A shopper came up and must have asked for a fish just as I was passing by and I saw the fishmonger grab one at random.  It was also still wriggling but she held it tightly in her left hand, obviously practiced.  She then quickly brought the flat side of a small meat cleaver down hard on the fish's head with a dull "Thwack."  A second later, she did it again.  "Thwack."

It convulsed as if having a seizure with larger twitches.  Back and forth it vibrated rapidly for several seconds.  This wasn't the flopping of a fish out of water but something far worse and just so obviously unnatural.
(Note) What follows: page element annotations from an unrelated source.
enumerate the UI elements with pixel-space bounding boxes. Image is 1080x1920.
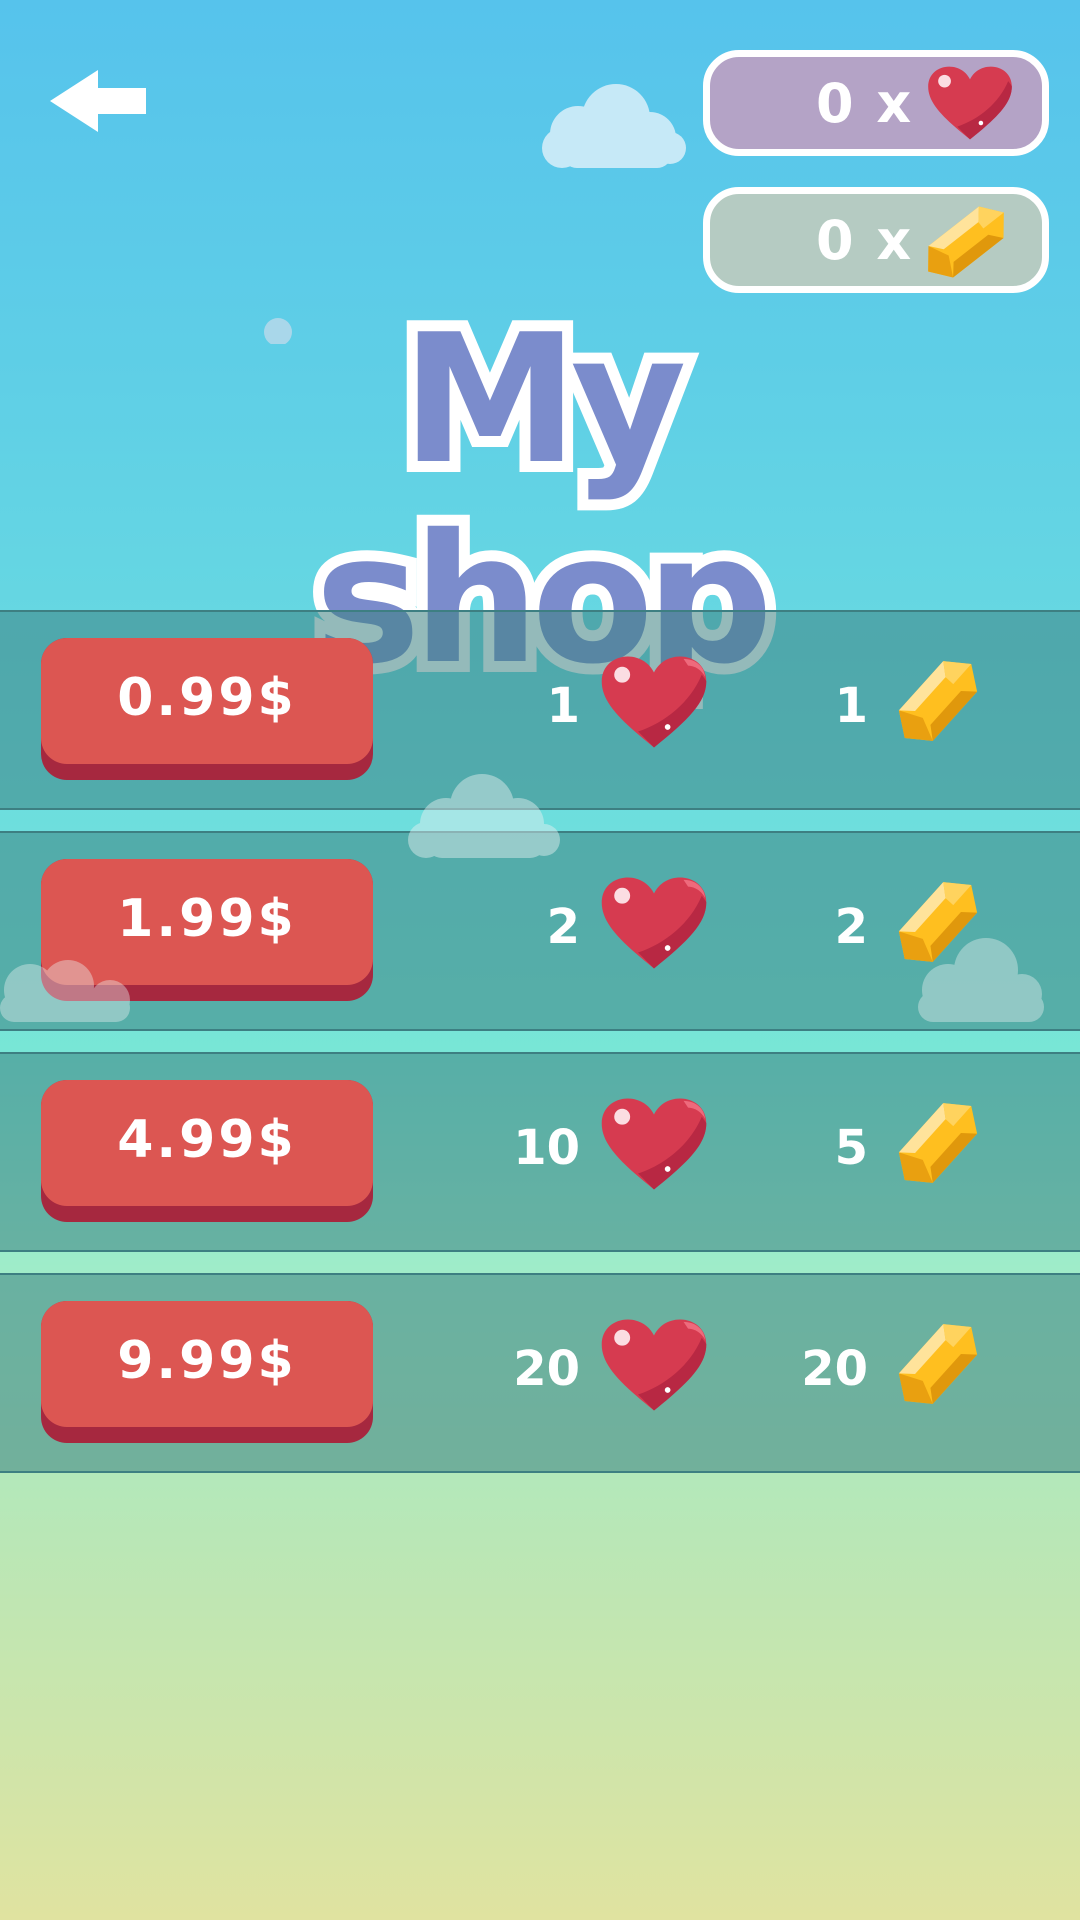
heart-icon: [601, 656, 707, 748]
cloud-decoration: [0, 960, 130, 1022]
buy-button[interactable]: 0.99$: [41, 638, 373, 780]
gem-icon: [898, 1103, 978, 1183]
back-button[interactable]: [46, 66, 150, 136]
shop-item-row: 4.99$ 10 5: [0, 1052, 1080, 1252]
price-label: 9.99$: [117, 1331, 297, 1391]
buy-button[interactable]: 9.99$: [41, 1301, 373, 1443]
gems-amount: 2: [834, 899, 868, 955]
hearts-amount: 1: [546, 678, 580, 734]
heart-icon: [928, 66, 1012, 140]
buy-button-face: 0.99$: [41, 638, 373, 764]
heart-icon: [601, 877, 707, 969]
gems-amount: 1: [834, 678, 868, 734]
gems-amount: 5: [834, 1120, 868, 1176]
buy-button-face: 4.99$: [41, 1080, 373, 1206]
shop-title-container: My shop: [170, 289, 910, 711]
heart-icon: [601, 1098, 707, 1190]
heart-icon: [601, 1319, 707, 1411]
back-arrow-icon: [50, 70, 146, 132]
price-label: 1.99$: [117, 889, 297, 949]
gem-icon: [898, 661, 978, 741]
cloud-decoration: [542, 84, 686, 168]
gems-counter: 0 x: [703, 187, 1049, 293]
hearts-amount: 20: [513, 1341, 580, 1397]
hearts-amount: 2: [546, 899, 580, 955]
shop-item-row: 9.99$ 20 20: [0, 1273, 1080, 1473]
gem-icon: [928, 206, 1004, 278]
hearts-amount: 10: [513, 1120, 580, 1176]
buy-button[interactable]: 4.99$: [41, 1080, 373, 1222]
gem-icon: [898, 1324, 978, 1404]
buy-button-face: 9.99$: [41, 1301, 373, 1427]
cloud-decoration: [918, 938, 1044, 1022]
price-label: 4.99$: [117, 1110, 297, 1170]
gems-count: 0 x: [816, 209, 914, 272]
gems-amount: 20: [801, 1341, 868, 1397]
price-label: 0.99$: [117, 668, 297, 728]
hearts-counter: 0 x: [703, 50, 1049, 156]
cloud-decoration: [408, 774, 560, 858]
hearts-count: 0 x: [816, 72, 914, 135]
I could not look away.  I'd always thought that was a silly phrase, cliched and overused, especially accompanied by the words car crash or train wreck.  I don't know that I've ever seen a train wreck, but I've seen crashes and have always been able to look away easily if I wanted to.  With this fish, I could not stand to watch but I'd simply lost the ability to move any part of my body.  It was horrifying.  Just writing about it makes me feel nauseous all over again.

This part was the worst, though it was over after about 3-5 seconds; as soon as the woman held the fish up at an angle and used the blade to cut halfway into its head behind its cheek, it stopped moving.  Hopefully it was fully dead as the woman cut into it's head on the other side, a bit of bright red blood contrasting with the bright white meat of its muscles, and began to descale its carcass.

Finally I could go, which was fortunate as I was worried I was going to throw up.  As I got out of the market into the street I felt a bit better, though my appetite was gone and my stomach continued to feel slightly strange for hours.  Then I began to wonder why it had bothered me as much as it did.  It was certainly disgusting but I'd seen gross things before, including animals killed in front of me.  I decided that this had upset me so much because it was so unnatural and made so little sense.  Why hadn't the fish all died out of water?  Why couldn't she have just chopped the head off in one go?  And why, why, why did it have to quiver like that- that was truly creepy.

Okay, though, enough of that, I'm off to my massage.